We do not live in a wild west environment. While there are innovative and nontraditional programs of all kinds, accomplishment is almost invariably measured against existing bricks and mortar classroom time. There are glitches -- but that's all they are. With several million different courses (and assigned Carnegie Units) offered each year, a handful of extravagant claims do not a national emergency make!
In this connection it's worth noting that it is not the role of the accreditor to "give guidance" in matters relating to credit hours. The assignment of credit hours is a faculty's prerogative and responsibility. It is the accreditor's role to ensure that this was done in a reasonable manner consistent with the field and with broad norms. This, of course, is why site visitors are comprised of experts capable of making such judgments.
For completeness, it's important to mention two parties which, by design, use the credit hour as a simple measure of time.
College administration is one. Different courses require different talents, unequal effort ("I fill up two blackboards each period while he plays movies."), dissimilar exam grading burdens.... None of these factors plays a role in determining faculty salaries -- nor should they. The system works, with every faculty member teaching the same number of credit hours.
Government is the other. Student financial aid takes no notice of differences in subject area, level, course title, rigor, challenge, or school reputation. The Department of Education has avoided interfering with the internal workings of postsecondary schools and should continue to do so.

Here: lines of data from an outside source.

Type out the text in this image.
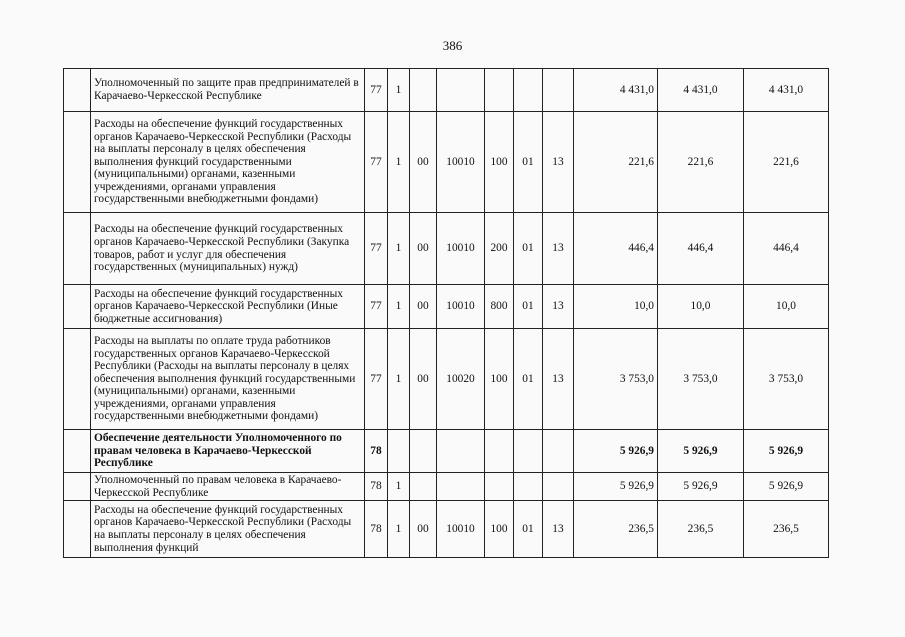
386
	Уполномоченный по защите прав предпринимателей в Карачаево-Черкесской Республике	77	1						4 431,0	4 431,0	4 431,0
	Расходы на обеспечение функций государственных органов Карачаево-Черкесской Республики (Расходы на выплаты персоналу в целях обеспечения выполнения функций государственными (муниципальными) органами, казенными учреждениями, органами управления государственными внебюджетными фондами)	77	1	00	10010	100	01	13	221,6	221,6	221,6
	Расходы на обеспечение функций государственных органов Карачаево-Черкесской Республики (Закупка товаров, работ и услуг для обеспечения государственных (муниципальных) нужд)	77	1	00	10010	200	01	13	446,4	446,4	446,4
	Расходы на обеспечение функций государственных органов Карачаево-Черкесской Республики (Иные бюджетные ассигнования)	77	1	00	10010	800	01	13	10,0	10,0	10,0
	Расходы на выплаты по оплате труда работников государственных органов Карачаево-Черкесской Республики (Расходы на выплаты персоналу в целях обеспечения выполнения функций государственными (муниципальными) органами, казенными учреждениями, органами управления государственными внебюджетными фондами)	77	1	00	10020	100	01	13	3 753,0	3 753,0	3 753,0
	Обеспечение деятельности Уполномоченного по правам человека в Карачаево-Черкесской Республике	78							5 926,9	5 926,9	5 926,9
	Уполномоченный по правам человека в Карачаево-Черкесской Республике	78	1						5 926,9	5 926,9	5 926,9
	Расходы на обеспечение функций государственных органов Карачаево-Черкесской Республики (Расходы на выплаты персоналу в целях обеспечения выполнения функций	78	1	00	10010	100	01	13	236,5	236,5	236,5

But herein lies a danger, because there is a disconnect between the Department's usage of the CU and the manner in which it is understood and used in higher education. This is the reason we are being asked to define the credit hour as a simple measure, when as noted above, its use and understandings are quite comprehensive and quite complex.
Defining the credit hour will undo the easy exchange, the ready conversations, and the fuzziness which sometime enables us to coexist. It will generate considerations of other indicators which will similarly have to be precisely defined. Will we accelerate students according to their grade point averages? Will a 4.0 student in physics trump a 4.0 in sociology (or vice versa)?
Will teachers be paid according to the number of students they teach? According to their brightness? Their preparation for the course? Will students pay more for a 45 hour program in a philosophy seminar than a survey course?
In our litigious society, we have to keep an eye on the inevitable aggrieved student. Did he fail the course because the teacher did not provide a full 50 minutes of teaching? Does humor constitute a part of the teaching hour? Does the time spent by some other student talking constitute "teaching"? How about the time spent by the teachers walking up and down the aisles watching as students work a computer assignment? And how do we determine that the student has devoted two hours of out-of-class student work? Will we have cameras, beepers, monitors? What constitutes two hours of out-of-class student work?
Defining a credit hour has implications that could conceivably cause great dislocation and misunderstanding in higher education.
If there are concerns, they are rare. And these unusual episodes should not be allowed to drive higher education, just like the rare high school "diploma mill" student should not be permitted to impose on all of higher education another costly, time consuming, and unnecessary burden.